DataTable column to aggregate if field exists

Robert_Naccache · November 22, 2017, 7:23am

Hello!

First time posting here, I've been looking around but haven't found anything to point me towards the right direction to solve my issue.
I'm creating a Data Table with a Date Histogram as a bucket, and i need to display two columns.

One column is the Total amount of successful Jobs (this is a unique count of the field ['JOBID'] with ['Errorid'] being Null)
second column is the total amount of jobs with errors (this is a unique count of the filed ['JOBID'] with ['Errorid'] having a value other than null)

I've tried using a filter but it applys to the whole table so that doesn't work for me. i also tried using a split rows with two conditions exists:errorid and !(exists:errorid) but this doesn't display it in a seperate column, rather it splits the rows which is not what i want.

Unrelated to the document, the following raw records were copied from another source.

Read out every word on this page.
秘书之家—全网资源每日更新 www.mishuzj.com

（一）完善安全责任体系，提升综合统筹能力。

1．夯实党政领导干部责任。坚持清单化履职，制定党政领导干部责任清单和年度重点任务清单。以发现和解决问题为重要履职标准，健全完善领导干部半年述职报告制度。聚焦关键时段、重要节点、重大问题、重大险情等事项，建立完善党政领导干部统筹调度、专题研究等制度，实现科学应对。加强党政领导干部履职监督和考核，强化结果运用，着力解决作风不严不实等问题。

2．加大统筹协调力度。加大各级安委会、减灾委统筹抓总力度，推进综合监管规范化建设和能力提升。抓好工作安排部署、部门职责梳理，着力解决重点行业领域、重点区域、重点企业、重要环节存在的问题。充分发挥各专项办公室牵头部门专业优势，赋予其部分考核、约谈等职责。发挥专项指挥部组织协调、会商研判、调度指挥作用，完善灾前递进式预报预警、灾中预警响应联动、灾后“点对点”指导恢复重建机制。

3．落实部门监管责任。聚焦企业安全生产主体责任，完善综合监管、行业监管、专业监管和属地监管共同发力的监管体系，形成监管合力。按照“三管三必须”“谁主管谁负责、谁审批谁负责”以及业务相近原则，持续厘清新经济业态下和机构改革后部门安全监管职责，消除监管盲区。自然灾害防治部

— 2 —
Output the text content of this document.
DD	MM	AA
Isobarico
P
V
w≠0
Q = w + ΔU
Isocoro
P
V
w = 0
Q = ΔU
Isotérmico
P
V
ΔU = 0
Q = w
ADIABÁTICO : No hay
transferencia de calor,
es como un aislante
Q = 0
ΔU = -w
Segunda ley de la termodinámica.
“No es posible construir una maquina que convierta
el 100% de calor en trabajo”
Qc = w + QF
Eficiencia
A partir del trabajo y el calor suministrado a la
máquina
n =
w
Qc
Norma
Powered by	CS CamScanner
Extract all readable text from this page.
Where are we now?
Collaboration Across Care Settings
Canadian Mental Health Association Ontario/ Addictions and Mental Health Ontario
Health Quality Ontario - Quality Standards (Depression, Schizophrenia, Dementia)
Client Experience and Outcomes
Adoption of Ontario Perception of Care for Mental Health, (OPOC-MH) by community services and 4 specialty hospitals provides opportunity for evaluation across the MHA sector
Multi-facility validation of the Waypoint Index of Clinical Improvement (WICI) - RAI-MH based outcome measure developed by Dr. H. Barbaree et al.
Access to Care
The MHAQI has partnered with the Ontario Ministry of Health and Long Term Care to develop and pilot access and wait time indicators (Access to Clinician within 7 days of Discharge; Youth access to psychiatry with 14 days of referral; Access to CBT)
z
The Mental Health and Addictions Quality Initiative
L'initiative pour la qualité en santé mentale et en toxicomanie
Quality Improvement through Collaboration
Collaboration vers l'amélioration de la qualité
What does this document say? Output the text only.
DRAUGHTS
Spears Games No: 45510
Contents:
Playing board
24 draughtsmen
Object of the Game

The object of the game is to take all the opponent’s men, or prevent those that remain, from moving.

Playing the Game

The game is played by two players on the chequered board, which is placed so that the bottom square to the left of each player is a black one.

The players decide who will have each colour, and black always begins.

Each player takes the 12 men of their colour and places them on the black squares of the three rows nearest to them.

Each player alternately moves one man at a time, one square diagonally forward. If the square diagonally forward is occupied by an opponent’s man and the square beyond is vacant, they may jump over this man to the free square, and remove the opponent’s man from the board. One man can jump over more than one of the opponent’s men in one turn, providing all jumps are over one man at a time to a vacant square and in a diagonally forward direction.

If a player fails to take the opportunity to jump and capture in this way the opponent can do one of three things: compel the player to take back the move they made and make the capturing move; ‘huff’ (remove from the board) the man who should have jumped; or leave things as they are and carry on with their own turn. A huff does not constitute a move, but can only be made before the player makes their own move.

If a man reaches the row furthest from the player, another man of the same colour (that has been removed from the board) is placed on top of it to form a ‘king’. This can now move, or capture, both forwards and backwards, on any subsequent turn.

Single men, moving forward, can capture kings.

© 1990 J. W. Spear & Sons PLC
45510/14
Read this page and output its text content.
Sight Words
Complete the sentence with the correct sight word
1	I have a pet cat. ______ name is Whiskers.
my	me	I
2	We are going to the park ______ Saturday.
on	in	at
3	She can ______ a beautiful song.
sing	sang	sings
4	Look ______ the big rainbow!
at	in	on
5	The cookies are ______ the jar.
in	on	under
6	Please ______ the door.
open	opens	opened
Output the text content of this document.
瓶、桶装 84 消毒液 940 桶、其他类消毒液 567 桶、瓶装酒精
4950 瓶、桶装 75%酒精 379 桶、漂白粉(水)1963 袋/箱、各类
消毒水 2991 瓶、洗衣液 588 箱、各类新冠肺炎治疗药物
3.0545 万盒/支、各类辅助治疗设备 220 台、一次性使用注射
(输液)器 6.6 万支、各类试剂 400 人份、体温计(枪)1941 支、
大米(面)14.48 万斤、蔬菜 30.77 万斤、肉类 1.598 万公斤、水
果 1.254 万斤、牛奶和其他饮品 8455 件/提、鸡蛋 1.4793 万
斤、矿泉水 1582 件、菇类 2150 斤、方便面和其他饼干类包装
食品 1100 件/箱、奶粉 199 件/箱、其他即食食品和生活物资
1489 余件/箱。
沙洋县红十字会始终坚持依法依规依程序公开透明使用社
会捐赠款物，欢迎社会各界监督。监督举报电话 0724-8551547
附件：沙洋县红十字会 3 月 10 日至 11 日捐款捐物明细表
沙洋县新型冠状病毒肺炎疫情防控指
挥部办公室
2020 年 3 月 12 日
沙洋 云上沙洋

my end result should look something like this:

| DateTime | Successful jobs | Failed Jobs |
| Nov.22-2017 | 10 | 3 |
| Nov.21-2017 | 15 | 6 |

Any insight on how to tackle this would be highly appreciated.

Thanks!

ppisljar · November 22, 2017, 7:44pm

i think you have two options ...
preferred if you have a lot of data and need speed: reindex your data:

add a new field called succesfull which has a value 1 id ErrorId is null, 0 otherwise
add a new field called failed which has value 1 if ErrorId is not null, 0 otherwise
then you can simply sum on those fields

second way, should be ok if you don't have tons of data:

add a scripted field to your index, with painless script like

 if (doc['ErrorId'].value === 'null') return 1;
return 0;

and a similar one for checking if ErrorId is not null for counting errors

again, do a sum on this scripted fields

let me know if this solves your issue.

system · December 20, 2017, 7:44pm

This topic was automatically closed 28 days after the last reply. New replies are no longer allowed.